As the waves enter and then exit the stones, they create compressive and then
tensile forces that contribute to stone fragmentation. An indirect effect
occurs because of the cavitation bubbles that form behind the advancing shock
waves, which exert forces on the stones as they collapse.
In current
practice, lithotripters create shock waves using electrohydraulic,
electromagnetic, or piezoelectric generators. Electrohydraulic lithotripters
consist of two underwater electrodes that spark, producing a vaporization
bubble that rapidly collapses and generates shock waves. An ellipsoid reflector
refocuses these waves so they converge onto the stones. Electromagnetic
lithotripters, meanwhile, consist of an electromagnetic coil beneath a metal
plate in a water bath. As a charge is passed through a coil, a repulsive
magnetic force pushes the plate against the water, generating a shock wave that
is focused using an acoustic lens. Finally, piezoelectric lithotripters contain
thousands of small piezoelectric crystals arranged under water on a
hemispherical surface. These crystals rapidly expand in response to an
electrical pulse, generating a shock wave. Because of the configuration of the
crystals, no additional focusing is necessary.
INDICATIONS
AND PREOPERATIVE EVALUATION
ESWL is
indicated for most uncomplicated upper urinary tract calculi where renal
anatomy is normal and the combined diameters of the stones is less than 2 cm.
ESWL is also considered an appropriate option for the management of stones
anywhere in the ureter, with the exception of middle and lower ureteral stones
in women of childbearing age. Of note, ESWL is less effective for “hard” stones
composed of calcium oxalate monohydrate, calcium phosphate, or cystine. In
addition, certain factors may lower the likelihood of fragment passage, such as
lower pole calculi, long and narrow renal infundibula, narrow infundibulopelvic
angles, and severe hydronephrosis.
Absolute
contraindications to ESWL include pregnancy, severe skeletal malformations
(because of altered anatomic relationships), significant coagulopathy, urinary
tract infection, and large abdominal aortic aneurysm (because of possible
rupture). Relative contraindications include obesity, which diminishes efficacy;
cardiac pacemakers, due to concerns over inducing arrhythmias; renal artery
aneurysms and chronic pancreatitis, which may be worsened by the procedure; and
uncontrolled hypertension, due to an increased bleeding risk.
PROCEDURE
Most
patients are positioned supine on the lithotripter bed; however, those with
stones in anteriorly located kidneys, medial portions of a horseshoe kidney, or
transplanted kidneys should be positioned prone to reduce the skin-to-stone
distance and remove skeletal structures from the shock wave path. Once the
patient is positioned, the stones are localized using fluoroscopy and, in some
cases, ultrasound.
During lithotripsy,
the body must be coupled with the shock wave source. This process eliminates
the transition between ambient air and the patient’s skin, which would
otherwise attenuate the shock wave and cause complications such as ecchymoses
and skin breakdown. Because soft tissue has an acoustical impedance similar to
that of water, coupling can be achieved either by submerging the patient in a
water bath, as in earlier systems, or by applying a water cushion with a
silicone membrane directly to the patient’s skin.
The number
of shock waves applied to the stones will impact the degree of fragmentation.
Each manufacturer determines a machine-specific dosage that should not be
exceeded.
POSTOPERATIVE
CARE AND COMPLICATIONS
After
lithotripsy, patients are encouraged to ambulate and to increase fluid intake to
promote stone passage. Postprocedural gross hematuria is common and transient.

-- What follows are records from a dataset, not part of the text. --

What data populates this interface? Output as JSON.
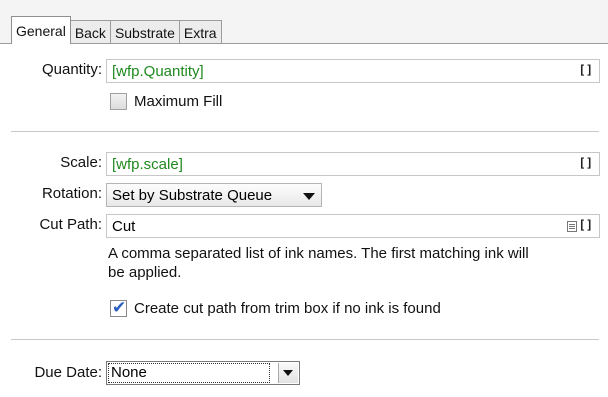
{
  "tabs": [
    "General",
    "Back",
    "Substrate",
    "Extra"
  ],
  "active_tab": "General",
  "quantity": {
    "label": "Quantity:",
    "value": "[wfp.Quantity]",
    "bracket": "[]"
  },
  "max_fill": {
    "label": "Maximum Fill",
    "checked": false
  },
  "scale": {
    "label": "Scale:",
    "value": "[wfp.scale]",
    "bracket": "[]"
  },
  "rotation": {
    "label": "Rotation:",
    "value": "Set by Substrate Queue"
  },
  "cut_path": {
    "label": "Cut Path:",
    "value": "Cut",
    "bracket": "[]",
    "help_line1": "A comma separated list of ink names. The first matching ink will",
    "help_line2": "be applied."
  },
  "trim_box": {
    "label": "Create cut path from trim box if no ink is found",
    "checked": true
  },
  "due_date": {
    "label": "Due Date:",
    "value": "None"
  },
  "colors": {
    "variable_text": "#1f8a1f",
    "check": "#2b5fbf"
  }
}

A mild to moderate degree of abdominal or flank pain is also common; however,
severe and persistent pain suggests complications such as hematoma or impaction
of stone fragments, which should prompt evaluation with CT scan.
In the
absence of a more acute indication, follow-up is typically performed at 2 weeks
and includes repeat imaging to assess the success of stone fragmentation and passage.
If necessary, residual stones may be treated with a repeat ESWL procedure or other techniques.